Oligopoly profits

I thought Oligopoly had high barriers to entry/exit. Can someone explain this answer: If an oligopoly is characterized by fierce competition, in long-run equilibrium the firms in the market will earn: A) substantial economic losses. B) substantial economic profits. C) zero economic profits. D) above the firm’s weighted average cost of capital. The correct answer was C) zero economic profits. Free entry and exit implies zero profits in the long run.

It may have high barriers to entry, but if fierce competition exists, this will force more firms to join the industry and lower the profits. It will act almost like monopolistic competition. The barriers to entry are high but not 100%.

I would say more to do with the existing fierce competition. Imagine a case with two firms, fiercely competing for market share, who want to drive volume of sales. If each of them undercuts the other a little they can capture the whole market, and they thus choose the lowest price at which they are not driven out of business. This is by definition zero economic profit. I’m surprised by the answer given - because if barriers to entry are sufficiently high (high initial investment) and payoff low and in the far future, then oligopolies can sustain positive economic profit. So C but for different reasons.

I guess I was thinking of the airlines/auto companies with high barrier to entry, signalling amongst competitors. In the airlines where there was fierce competition they had massive losses. Maybe in the long run the losses can not be sustained and they would have to go out of business so I can see why zero economic profit for the reasons HJAA mentions. Thanks for the insights.

From what I understand, isn’t every single type of the 4 markets characterized by zero economic profits in the long run? (perfect competition has zero in LR and SR)

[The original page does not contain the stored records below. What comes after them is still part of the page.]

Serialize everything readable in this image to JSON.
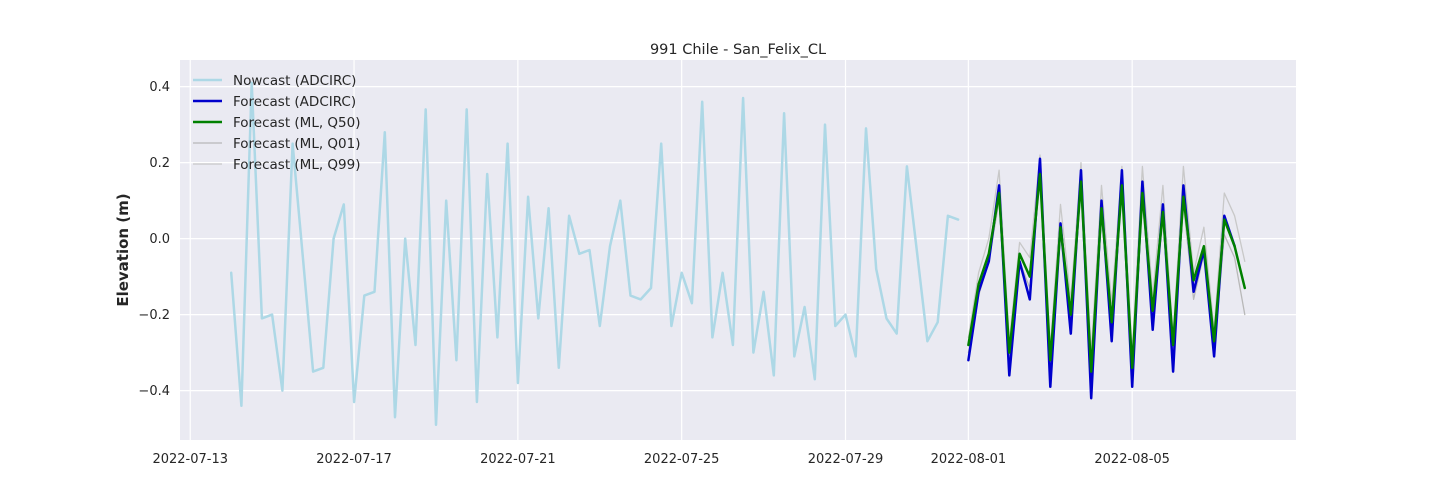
{
  "chart_data": {
    "type": "line",
    "title": "991 Chile - San_Felix_CL",
    "xlabel": "",
    "ylabel": "Elevation (m)",
    "xlim": [
      "2022-07-12T18:00",
      "2022-08-09T00:00"
    ],
    "ylim": [
      -0.53,
      0.47
    ],
    "grid": true,
    "legend_position": "upper-left",
    "x_ticks": [
      "2022-07-13",
      "2022-07-17",
      "2022-07-21",
      "2022-07-25",
      "2022-07-29",
      "2022-08-01",
      "2022-08-05"
    ],
    "y_ticks": [
      -0.4,
      -0.2,
      0.0,
      0.2,
      0.4
    ],
    "y_tick_labels": [
      "−0.4",
      "−0.2",
      "0.0",
      "0.2",
      "0.4"
    ],
    "series": [
      {
        "name": "Nowcast (ADCIRC)",
        "color": "#add8e6",
        "width": 2.5,
        "x": [
          "2022-07-14T00:00",
          "2022-07-14T06:00",
          "2022-07-14T12:00",
          "2022-07-14T18:00",
          "2022-07-15T00:00",
          "2022-07-15T06:00",
          "2022-07-15T12:00",
          "2022-07-15T18:00",
          "2022-07-16T00:00",
          "2022-07-16T06:00",
          "2022-07-16T12:00",
          "2022-07-16T18:00",
          "2022-07-17T00:00",
          "2022-07-17T06:00",
          "2022-07-17T12:00",
          "2022-07-17T18:00",
          "2022-07-18T00:00",
          "2022-07-18T06:00",
          "2022-07-18T12:00",
          "2022-07-18T18:00",
          "2022-07-19T00:00",
          "2022-07-19T06:00",
          "2022-07-19T12:00",
          "2022-07-19T18:00",
          "2022-07-20T00:00",
          "2022-07-20T06:00",
          "2022-07-20T12:00",
          "2022-07-20T18:00",
          "2022-07-21T00:00",
          "2022-07-21T06:00",
          "2022-07-21T12:00",
          "2022-07-21T18:00",
          "2022-07-22T00:00",
          "2022-07-22T06:00",
          "2022-07-22T12:00",
          "2022-07-22T18:00",
          "2022-07-23T00:00",
          "2022-07-23T06:00",
          "2022-07-23T12:00",
          "2022-07-23T18:00",
          "2022-07-24T00:00",
          "2022-07-24T06:00",
          "2022-07-24T12:00",
          "2022-07-24T18:00",
          "2022-07-25T00:00",
          "2022-07-25T06:00",
          "2022-07-25T12:00",
          "2022-07-25T18:00",
          "2022-07-26T00:00",
          "2022-07-26T06:00",
          "2022-07-26T12:00",
          "2022-07-26T18:00",
          "2022-07-27T00:00",
          "2022-07-27T06:00",
          "2022-07-27T12:00",
          "2022-07-27T18:00",
          "2022-07-28T00:00",
          "2022-07-28T06:00",
          "2022-07-28T12:00",
          "2022-07-28T18:00",
          "2022-07-29T00:00",
          "2022-07-29T06:00",
          "2022-07-29T12:00",
          "2022-07-29T18:00",
          "2022-07-30T00:00",
          "2022-07-30T06:00",
          "2022-07-30T12:00",
          "2022-07-30T18:00",
          "2022-07-31T00:00",
          "2022-07-31T06:00",
          "2022-07-31T12:00",
          "2022-07-31T18:00"
        ],
        "values": [
          -0.09,
          -0.44,
          0.41,
          -0.21,
          -0.2,
          -0.4,
          0.25,
          -0.05,
          -0.35,
          -0.34,
          0.0,
          0.09,
          -0.43,
          -0.15,
          -0.14,
          0.28,
          -0.47,
          0.0,
          -0.28,
          0.34,
          -0.49,
          0.1,
          -0.32,
          0.34,
          -0.43,
          0.17,
          -0.26,
          0.25,
          -0.38,
          0.11,
          -0.21,
          0.08,
          -0.34,
          0.06,
          -0.04,
          -0.03,
          -0.23,
          -0.02,
          0.1,
          -0.15,
          -0.16,
          -0.13,
          0.25,
          -0.23,
          -0.09,
          -0.17,
          0.36,
          -0.26,
          -0.09,
          -0.28,
          0.37,
          -0.3,
          -0.14,
          -0.36,
          0.33,
          -0.31,
          -0.18,
          -0.37,
          0.3,
          -0.23,
          -0.2,
          -0.31,
          0.29,
          -0.08,
          -0.21,
          -0.25,
          0.19,
          -0.04,
          -0.27,
          -0.22,
          0.06,
          0.05
        ]
      },
      {
        "name": "Forecast (ADCIRC)",
        "color": "#0000cc",
        "width": 2.5,
        "x": [
          "2022-08-01T00:00",
          "2022-08-01T06:00",
          "2022-08-01T12:00",
          "2022-08-01T18:00",
          "2022-08-02T00:00",
          "2022-08-02T06:00",
          "2022-08-02T12:00",
          "2022-08-02T18:00",
          "2022-08-03T00:00",
          "2022-08-03T06:00",
          "2022-08-03T12:00",
          "2022-08-03T18:00",
          "2022-08-04T00:00",
          "2022-08-04T06:00",
          "2022-08-04T12:00",
          "2022-08-04T18:00",
          "2022-08-05T00:00",
          "2022-08-05T06:00",
          "2022-08-05T12:00",
          "2022-08-05T18:00",
          "2022-08-06T00:00",
          "2022-08-06T06:00",
          "2022-08-06T12:00",
          "2022-08-06T18:00",
          "2022-08-07T00:00",
          "2022-08-07T06:00",
          "2022-08-07T12:00",
          "2022-08-07T18:00",
          "2022-08-08T00:00",
          "2022-08-08T06:00",
          "2022-08-08T12:00"
        ],
        "values": [
          -0.32,
          -0.14,
          -0.06,
          0.14,
          -0.36,
          -0.06,
          -0.16,
          0.21,
          -0.39,
          0.04,
          -0.25,
          0.18,
          -0.42,
          0.1,
          -0.27,
          0.18,
          -0.39,
          0.15,
          -0.24,
          0.09,
          -0.35,
          0.14,
          -0.14,
          -0.03,
          -0.31,
          0.06,
          -0.02,
          null,
          null,
          null,
          null
        ]
      },
      {
        "name": "Forecast (ML, Q50)",
        "color": "#008000",
        "width": 2.5,
        "x": [
          "2022-08-01T00:00",
          "2022-08-01T06:00",
          "2022-08-01T12:00",
          "2022-08-01T18:00",
          "2022-08-02T00:00",
          "2022-08-02T06:00",
          "2022-08-02T12:00",
          "2022-08-02T18:00",
          "2022-08-03T00:00",
          "2022-08-03T06:00",
          "2022-08-03T12:00",
          "2022-08-03T18:00",
          "2022-08-04T00:00",
          "2022-08-04T06:00",
          "2022-08-04T12:00",
          "2022-08-04T18:00",
          "2022-08-05T00:00",
          "2022-08-05T06:00",
          "2022-08-05T12:00",
          "2022-08-05T18:00",
          "2022-08-06T00:00",
          "2022-08-06T06:00",
          "2022-08-06T12:00",
          "2022-08-06T18:00",
          "2022-08-07T00:00",
          "2022-08-07T06:00",
          "2022-08-07T12:00",
          "2022-08-07T18:00",
          "2022-08-08T00:00",
          "2022-08-08T06:00",
          "2022-08-08T12:00"
        ],
        "values": [
          -0.28,
          -0.12,
          -0.04,
          0.12,
          -0.3,
          -0.04,
          -0.1,
          0.17,
          -0.32,
          0.03,
          -0.2,
          0.15,
          -0.35,
          0.08,
          -0.22,
          0.14,
          -0.34,
          0.12,
          -0.19,
          0.07,
          -0.28,
          0.11,
          -0.11,
          -0.02,
          -0.27,
          0.05,
          -0.02,
          -0.13,
          null,
          null,
          null
        ]
      },
      {
        "name": "Forecast (ML, Q01)",
        "color": "#b8b8b8",
        "width": 1.3,
        "x": [
          "2022-08-01T00:00",
          "2022-08-01T06:00",
          "2022-08-01T12:00",
          "2022-08-01T18:00",
          "2022-08-02T00:00",
          "2022-08-02T06:00",
          "2022-08-02T12:00",
          "2022-08-02T18:00",
          "2022-08-03T00:00",
          "2022-08-03T06:00",
          "2022-08-03T12:00",
          "2022-08-03T18:00",
          "2022-08-04T00:00",
          "2022-08-04T06:00",
          "2022-08-04T12:00",
          "2022-08-04T18:00",
          "2022-08-05T00:00",
          "2022-08-05T06:00",
          "2022-08-05T12:00",
          "2022-08-05T18:00",
          "2022-08-06T00:00",
          "2022-08-06T06:00",
          "2022-08-06T12:00",
          "2022-08-06T18:00",
          "2022-08-07T00:00",
          "2022-08-07T06:00",
          "2022-08-07T12:00",
          "2022-08-07T18:00"
        ],
        "values": [
          -0.3,
          -0.15,
          -0.06,
          0.1,
          -0.33,
          -0.06,
          -0.13,
          0.16,
          -0.36,
          0.01,
          -0.23,
          0.14,
          -0.38,
          0.06,
          -0.25,
          0.13,
          -0.37,
          0.1,
          -0.22,
          0.05,
          -0.31,
          0.09,
          -0.16,
          -0.04,
          -0.3,
          0.01,
          -0.05,
          -0.2
        ]
      },
      {
        "name": "Forecast (ML, Q99)",
        "color": "#c8c8c8",
        "width": 1.3,
        "x": [
          "2022-08-01T00:00",
          "2022-08-01T06:00",
          "2022-08-01T12:00",
          "2022-08-01T18:00",
          "2022-08-02T00:00",
          "2022-08-02T06:00",
          "2022-08-02T12:00",
          "2022-08-02T18:00",
          "2022-08-03T00:00",
          "2022-08-03T06:00",
          "2022-08-03T12:00",
          "2022-08-03T18:00",
          "2022-08-04T00:00",
          "2022-08-04T06:00",
          "2022-08-04T12:00",
          "2022-08-04T18:00",
          "2022-08-05T00:00",
          "2022-08-05T06:00",
          "2022-08-05T12:00",
          "2022-08-05T18:00",
          "2022-08-06T00:00",
          "2022-08-06T06:00",
          "2022-08-06T12:00",
          "2022-08-06T18:00",
          "2022-08-07T00:00",
          "2022-08-07T06:00",
          "2022-08-07T12:00",
          "2022-08-07T18:00"
        ],
        "values": [
          -0.26,
          -0.09,
          0.0,
          0.18,
          -0.27,
          -0.01,
          -0.05,
          0.22,
          -0.29,
          0.09,
          -0.16,
          0.2,
          -0.3,
          0.14,
          -0.17,
          0.19,
          -0.3,
          0.19,
          -0.15,
          0.14,
          -0.26,
          0.19,
          -0.09,
          0.03,
          -0.24,
          0.12,
          0.06,
          -0.06
        ]
      }
    ]
  }
}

the show NY Wrote: ------------------------------------------------------- > From what I understand, isn’t every single type of > the 4 markets characterized by zero economic > profits in the long run? (perfect competition has > zero in LR and SR do you believe that monopoly firm will make zero economic profit in the long run? edit: i think given significant barriers to entry, they will continue making economic profit… but i’m just guessing. i didn’t properly read the econ volume

zero economic profit is the result of nash equilibrium when everyone cheats.

Monopoly’s earn an economic profit in the short and the long run (unless gov’t steps in and imposes restriction like average costing in which case they’ll earn zero economic profit in the LR) Oligopoly’s earn economic profit in the SR and LR unless there’s things like gov’t intervention or ‘fierce competition’. The main thing they worry about is co-operation and collusion as well as pricing strategies that are model in: The kink demand curve, and the dominant firm oligpoly Monopolistic competition can earn an economic profit in the SR but not the LR. Things to worry about here are mark-up and excess capacity - know how advertising costs effect demand and price. Perfect competition doesn’t earn an economic profit in the SR or LR. Expanding/Contracting plant size is their worry about the LR as well as technology. Established firms have no edge over new firms. Must produce at their ATC curve in the long run and should be on the LRAC - which is producing a given output at the least possible cost.

tryhard Wrote: ------------------------------------------------------- > zero economic profit is the result of nash > equilibrium when everyone cheats. That’s what I was thinking. If you look at the prisoner’s dilemma scenario, if Prisoner A confesses, his ass is clear. But if he doesn’t confess, he’ll be sent to the slammer if Prisoner B confesses. Same goes for Prisoner B, so both parties have an incentive to confess, and in an economic sense economic profits will be driven down to 0.